La digitalización de la vida cotidiana fue quizás una de las transformaciones más significativas que trajo la pandemia. La comunicación, el mercado, la enseñanza y el entretenimiento fueron solo algunos de los aspectos que pasaron a formar parte del mundo digital. Los libros no fueron la excepción: con el cierre de las librerías y una baja en la producción debido a la crisis del papel, muchos lectores optaron por su versión electrónica. Los agoreros que cada cierto tiempo proclaman la muerte del libro volvían exultantes.

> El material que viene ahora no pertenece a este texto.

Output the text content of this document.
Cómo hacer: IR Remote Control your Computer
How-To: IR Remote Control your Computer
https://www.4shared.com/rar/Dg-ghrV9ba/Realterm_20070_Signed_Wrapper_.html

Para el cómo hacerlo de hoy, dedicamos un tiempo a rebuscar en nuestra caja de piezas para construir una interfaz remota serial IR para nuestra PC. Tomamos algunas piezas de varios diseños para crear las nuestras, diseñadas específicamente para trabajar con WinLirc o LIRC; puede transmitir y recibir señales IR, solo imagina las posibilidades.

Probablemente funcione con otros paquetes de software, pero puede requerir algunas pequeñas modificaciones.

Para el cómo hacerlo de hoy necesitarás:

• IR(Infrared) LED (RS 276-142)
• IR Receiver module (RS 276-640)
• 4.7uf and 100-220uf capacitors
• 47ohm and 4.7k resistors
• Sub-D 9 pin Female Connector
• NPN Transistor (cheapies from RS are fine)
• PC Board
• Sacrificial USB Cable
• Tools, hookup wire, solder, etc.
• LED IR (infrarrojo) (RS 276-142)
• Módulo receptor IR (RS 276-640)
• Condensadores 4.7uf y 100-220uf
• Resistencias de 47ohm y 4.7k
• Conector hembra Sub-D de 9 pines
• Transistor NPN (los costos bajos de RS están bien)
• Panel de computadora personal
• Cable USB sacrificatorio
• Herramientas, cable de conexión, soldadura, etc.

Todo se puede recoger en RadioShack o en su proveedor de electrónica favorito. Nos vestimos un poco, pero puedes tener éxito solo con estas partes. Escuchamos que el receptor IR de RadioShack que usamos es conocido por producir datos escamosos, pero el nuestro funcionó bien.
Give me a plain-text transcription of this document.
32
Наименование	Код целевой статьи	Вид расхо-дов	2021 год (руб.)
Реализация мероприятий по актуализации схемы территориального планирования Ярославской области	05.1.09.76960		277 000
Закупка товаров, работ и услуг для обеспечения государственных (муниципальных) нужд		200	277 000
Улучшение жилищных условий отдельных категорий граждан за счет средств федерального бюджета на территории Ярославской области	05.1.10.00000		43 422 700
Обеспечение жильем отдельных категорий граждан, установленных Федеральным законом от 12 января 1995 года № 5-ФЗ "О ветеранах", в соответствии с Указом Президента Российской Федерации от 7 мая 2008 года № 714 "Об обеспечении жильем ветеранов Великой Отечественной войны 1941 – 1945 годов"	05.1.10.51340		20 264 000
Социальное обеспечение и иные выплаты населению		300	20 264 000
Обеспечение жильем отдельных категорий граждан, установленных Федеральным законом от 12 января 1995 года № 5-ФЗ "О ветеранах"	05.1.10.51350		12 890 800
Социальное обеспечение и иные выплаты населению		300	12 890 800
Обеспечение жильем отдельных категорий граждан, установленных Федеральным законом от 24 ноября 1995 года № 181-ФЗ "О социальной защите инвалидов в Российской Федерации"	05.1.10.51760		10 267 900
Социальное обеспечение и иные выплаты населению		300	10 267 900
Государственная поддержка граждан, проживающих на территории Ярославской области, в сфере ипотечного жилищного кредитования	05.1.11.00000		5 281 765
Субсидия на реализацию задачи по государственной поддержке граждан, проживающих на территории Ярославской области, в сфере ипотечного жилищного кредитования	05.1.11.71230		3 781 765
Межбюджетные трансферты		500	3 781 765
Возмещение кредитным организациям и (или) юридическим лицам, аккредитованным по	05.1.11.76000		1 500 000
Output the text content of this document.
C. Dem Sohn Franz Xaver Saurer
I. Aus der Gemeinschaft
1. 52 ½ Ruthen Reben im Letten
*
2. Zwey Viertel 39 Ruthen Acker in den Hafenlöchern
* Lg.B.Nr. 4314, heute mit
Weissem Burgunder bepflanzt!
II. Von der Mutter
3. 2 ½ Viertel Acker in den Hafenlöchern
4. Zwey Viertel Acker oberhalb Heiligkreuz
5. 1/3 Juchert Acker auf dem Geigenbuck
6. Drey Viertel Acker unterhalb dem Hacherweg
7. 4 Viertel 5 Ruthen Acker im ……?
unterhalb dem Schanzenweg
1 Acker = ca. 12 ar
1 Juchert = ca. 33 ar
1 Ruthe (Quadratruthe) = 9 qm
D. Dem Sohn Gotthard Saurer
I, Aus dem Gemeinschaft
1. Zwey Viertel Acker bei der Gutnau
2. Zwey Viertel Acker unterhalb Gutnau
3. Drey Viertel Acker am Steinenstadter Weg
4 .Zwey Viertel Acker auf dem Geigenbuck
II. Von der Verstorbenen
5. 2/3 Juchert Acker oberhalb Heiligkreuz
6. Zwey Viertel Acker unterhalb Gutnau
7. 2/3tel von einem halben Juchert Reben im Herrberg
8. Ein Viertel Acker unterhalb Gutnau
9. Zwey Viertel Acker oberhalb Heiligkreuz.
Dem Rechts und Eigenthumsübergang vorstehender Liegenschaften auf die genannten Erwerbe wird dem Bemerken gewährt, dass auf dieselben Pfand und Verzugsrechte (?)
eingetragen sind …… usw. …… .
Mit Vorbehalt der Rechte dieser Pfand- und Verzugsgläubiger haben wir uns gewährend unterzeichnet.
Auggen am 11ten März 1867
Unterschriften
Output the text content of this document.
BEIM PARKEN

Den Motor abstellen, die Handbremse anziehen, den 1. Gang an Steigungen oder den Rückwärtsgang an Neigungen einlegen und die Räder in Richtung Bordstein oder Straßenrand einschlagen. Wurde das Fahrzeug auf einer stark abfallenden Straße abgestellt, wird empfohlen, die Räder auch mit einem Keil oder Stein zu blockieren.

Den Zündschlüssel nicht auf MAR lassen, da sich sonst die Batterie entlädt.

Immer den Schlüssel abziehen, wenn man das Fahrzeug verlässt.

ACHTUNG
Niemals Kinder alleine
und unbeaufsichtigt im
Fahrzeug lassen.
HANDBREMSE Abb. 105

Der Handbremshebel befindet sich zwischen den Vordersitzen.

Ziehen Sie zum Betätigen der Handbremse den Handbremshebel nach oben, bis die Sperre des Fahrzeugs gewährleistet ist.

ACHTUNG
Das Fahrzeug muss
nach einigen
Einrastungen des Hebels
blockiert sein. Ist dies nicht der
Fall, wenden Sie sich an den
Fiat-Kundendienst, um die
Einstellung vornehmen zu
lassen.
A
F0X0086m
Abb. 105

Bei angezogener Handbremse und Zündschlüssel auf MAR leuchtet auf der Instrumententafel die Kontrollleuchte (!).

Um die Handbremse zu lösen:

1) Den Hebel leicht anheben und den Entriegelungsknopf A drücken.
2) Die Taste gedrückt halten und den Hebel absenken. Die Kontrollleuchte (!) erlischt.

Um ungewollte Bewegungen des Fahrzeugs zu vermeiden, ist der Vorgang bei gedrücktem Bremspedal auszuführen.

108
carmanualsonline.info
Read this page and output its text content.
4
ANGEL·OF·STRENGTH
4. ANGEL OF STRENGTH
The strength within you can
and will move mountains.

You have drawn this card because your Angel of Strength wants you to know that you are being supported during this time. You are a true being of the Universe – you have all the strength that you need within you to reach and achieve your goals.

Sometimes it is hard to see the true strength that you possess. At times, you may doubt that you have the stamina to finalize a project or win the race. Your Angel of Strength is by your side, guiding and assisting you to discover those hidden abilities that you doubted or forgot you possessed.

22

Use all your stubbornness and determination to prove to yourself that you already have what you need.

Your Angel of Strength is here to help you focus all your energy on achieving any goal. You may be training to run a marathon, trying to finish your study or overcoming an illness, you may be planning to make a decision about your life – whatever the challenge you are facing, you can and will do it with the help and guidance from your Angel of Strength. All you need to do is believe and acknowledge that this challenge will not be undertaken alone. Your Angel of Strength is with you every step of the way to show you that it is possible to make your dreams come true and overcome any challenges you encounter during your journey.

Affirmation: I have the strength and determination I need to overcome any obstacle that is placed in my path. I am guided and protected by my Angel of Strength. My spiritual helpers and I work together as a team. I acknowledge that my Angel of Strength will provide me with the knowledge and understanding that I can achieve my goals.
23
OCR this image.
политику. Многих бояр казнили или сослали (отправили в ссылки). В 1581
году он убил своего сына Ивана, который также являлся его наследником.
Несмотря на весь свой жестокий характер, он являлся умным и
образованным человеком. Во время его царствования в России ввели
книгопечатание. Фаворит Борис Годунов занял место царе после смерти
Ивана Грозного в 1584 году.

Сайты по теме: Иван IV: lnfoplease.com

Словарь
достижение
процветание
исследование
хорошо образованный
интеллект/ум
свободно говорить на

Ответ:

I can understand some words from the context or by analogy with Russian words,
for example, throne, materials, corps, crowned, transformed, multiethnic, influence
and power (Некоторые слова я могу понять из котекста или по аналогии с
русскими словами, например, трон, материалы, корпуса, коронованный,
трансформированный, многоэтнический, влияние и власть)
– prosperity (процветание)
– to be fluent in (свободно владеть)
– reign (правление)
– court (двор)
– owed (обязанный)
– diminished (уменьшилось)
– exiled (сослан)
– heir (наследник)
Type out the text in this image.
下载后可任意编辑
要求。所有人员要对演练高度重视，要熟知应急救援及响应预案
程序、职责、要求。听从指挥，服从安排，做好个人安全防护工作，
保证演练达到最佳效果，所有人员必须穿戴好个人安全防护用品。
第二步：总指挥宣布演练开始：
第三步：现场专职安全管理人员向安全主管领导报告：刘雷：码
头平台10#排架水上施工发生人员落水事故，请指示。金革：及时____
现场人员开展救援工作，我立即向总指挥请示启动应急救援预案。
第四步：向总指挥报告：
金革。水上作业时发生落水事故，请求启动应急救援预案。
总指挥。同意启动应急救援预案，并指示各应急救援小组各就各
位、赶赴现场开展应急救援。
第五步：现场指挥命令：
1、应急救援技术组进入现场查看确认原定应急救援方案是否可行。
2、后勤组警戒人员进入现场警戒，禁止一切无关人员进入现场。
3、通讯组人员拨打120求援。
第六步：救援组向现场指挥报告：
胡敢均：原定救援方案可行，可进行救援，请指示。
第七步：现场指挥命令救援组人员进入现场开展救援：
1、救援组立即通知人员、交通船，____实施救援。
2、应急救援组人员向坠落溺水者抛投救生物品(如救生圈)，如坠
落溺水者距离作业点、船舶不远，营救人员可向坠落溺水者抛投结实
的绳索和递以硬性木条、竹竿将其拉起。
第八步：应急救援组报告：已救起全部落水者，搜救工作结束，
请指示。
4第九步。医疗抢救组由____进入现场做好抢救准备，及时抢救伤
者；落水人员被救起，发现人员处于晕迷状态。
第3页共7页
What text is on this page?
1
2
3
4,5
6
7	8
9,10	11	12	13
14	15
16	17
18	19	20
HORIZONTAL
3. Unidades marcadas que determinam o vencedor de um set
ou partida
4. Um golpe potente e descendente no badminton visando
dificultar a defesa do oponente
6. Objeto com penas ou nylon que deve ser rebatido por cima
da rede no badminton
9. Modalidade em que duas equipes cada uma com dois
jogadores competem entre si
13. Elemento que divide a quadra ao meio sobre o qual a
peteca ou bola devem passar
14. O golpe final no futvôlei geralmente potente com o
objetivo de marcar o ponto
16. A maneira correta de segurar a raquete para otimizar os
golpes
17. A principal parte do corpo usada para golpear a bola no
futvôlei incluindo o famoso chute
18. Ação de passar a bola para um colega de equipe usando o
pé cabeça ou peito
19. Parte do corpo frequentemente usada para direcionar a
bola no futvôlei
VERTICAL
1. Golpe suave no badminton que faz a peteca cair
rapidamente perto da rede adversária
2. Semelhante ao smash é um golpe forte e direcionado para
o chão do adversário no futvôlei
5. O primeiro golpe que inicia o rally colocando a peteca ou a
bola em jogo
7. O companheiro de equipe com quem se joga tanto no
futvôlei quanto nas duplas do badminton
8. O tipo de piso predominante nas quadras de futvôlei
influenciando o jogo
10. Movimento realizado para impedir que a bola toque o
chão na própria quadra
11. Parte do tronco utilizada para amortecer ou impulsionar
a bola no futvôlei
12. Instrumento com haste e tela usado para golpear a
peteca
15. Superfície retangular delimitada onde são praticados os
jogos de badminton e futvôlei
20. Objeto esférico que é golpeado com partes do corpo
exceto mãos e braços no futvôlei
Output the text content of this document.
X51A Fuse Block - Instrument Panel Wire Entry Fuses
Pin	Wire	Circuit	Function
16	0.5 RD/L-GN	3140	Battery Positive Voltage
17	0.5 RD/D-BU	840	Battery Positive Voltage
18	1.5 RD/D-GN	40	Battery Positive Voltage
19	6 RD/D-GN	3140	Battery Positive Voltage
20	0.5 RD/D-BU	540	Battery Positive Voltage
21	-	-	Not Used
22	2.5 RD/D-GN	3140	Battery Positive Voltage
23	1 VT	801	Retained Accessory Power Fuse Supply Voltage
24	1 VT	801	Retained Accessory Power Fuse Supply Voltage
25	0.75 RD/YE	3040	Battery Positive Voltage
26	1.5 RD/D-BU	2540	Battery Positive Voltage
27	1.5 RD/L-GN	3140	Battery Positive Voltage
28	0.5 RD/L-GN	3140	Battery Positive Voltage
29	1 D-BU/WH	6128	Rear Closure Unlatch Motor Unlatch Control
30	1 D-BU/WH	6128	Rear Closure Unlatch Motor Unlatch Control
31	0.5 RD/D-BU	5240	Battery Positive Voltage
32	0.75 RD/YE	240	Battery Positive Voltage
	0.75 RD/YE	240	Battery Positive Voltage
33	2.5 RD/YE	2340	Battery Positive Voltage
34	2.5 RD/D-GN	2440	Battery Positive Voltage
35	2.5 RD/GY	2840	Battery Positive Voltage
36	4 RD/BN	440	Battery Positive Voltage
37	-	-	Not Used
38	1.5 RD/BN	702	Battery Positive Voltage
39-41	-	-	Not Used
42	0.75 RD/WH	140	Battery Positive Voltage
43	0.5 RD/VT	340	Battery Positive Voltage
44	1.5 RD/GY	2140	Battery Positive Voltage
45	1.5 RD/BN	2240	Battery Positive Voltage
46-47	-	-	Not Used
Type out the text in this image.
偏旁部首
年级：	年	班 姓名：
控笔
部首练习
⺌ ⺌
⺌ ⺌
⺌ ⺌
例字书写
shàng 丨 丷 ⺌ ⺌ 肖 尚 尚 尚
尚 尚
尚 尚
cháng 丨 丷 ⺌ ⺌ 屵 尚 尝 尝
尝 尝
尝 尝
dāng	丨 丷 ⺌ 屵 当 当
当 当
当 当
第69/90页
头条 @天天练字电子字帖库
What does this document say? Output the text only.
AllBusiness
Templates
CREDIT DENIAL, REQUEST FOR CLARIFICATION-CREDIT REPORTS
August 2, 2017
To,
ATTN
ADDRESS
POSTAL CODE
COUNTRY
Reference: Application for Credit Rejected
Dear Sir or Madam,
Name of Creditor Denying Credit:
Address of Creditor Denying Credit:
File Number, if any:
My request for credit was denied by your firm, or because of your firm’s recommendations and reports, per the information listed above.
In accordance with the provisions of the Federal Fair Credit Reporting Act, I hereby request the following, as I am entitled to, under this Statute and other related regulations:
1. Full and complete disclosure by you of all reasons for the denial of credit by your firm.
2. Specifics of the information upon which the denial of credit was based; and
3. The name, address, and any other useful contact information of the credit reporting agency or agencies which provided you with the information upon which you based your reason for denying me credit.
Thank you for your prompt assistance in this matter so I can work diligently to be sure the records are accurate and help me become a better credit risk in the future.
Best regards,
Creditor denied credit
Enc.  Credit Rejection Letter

Diversos estudios, sin embargo, indican que las personas siguen prefiriendo el libro impreso. Aun así, algo se vio trastocado. Por un lado, la escasez de papel evidenció la importancia que tiene como medio para preservar el pasado. «El escrito tuvo la misión de conjurar la ansiedad de la pérdida», afirma Roger Chartier (Lyon, 1945) en Inscribir y borrar (2005). Por otro lado, la conversión digital reveló las distintas modalidades de lectura. ¿Qué características tiene la lectura del libro electrónico o de la información que circula en internet? ¿En qué se diferencian de las del texto impreso?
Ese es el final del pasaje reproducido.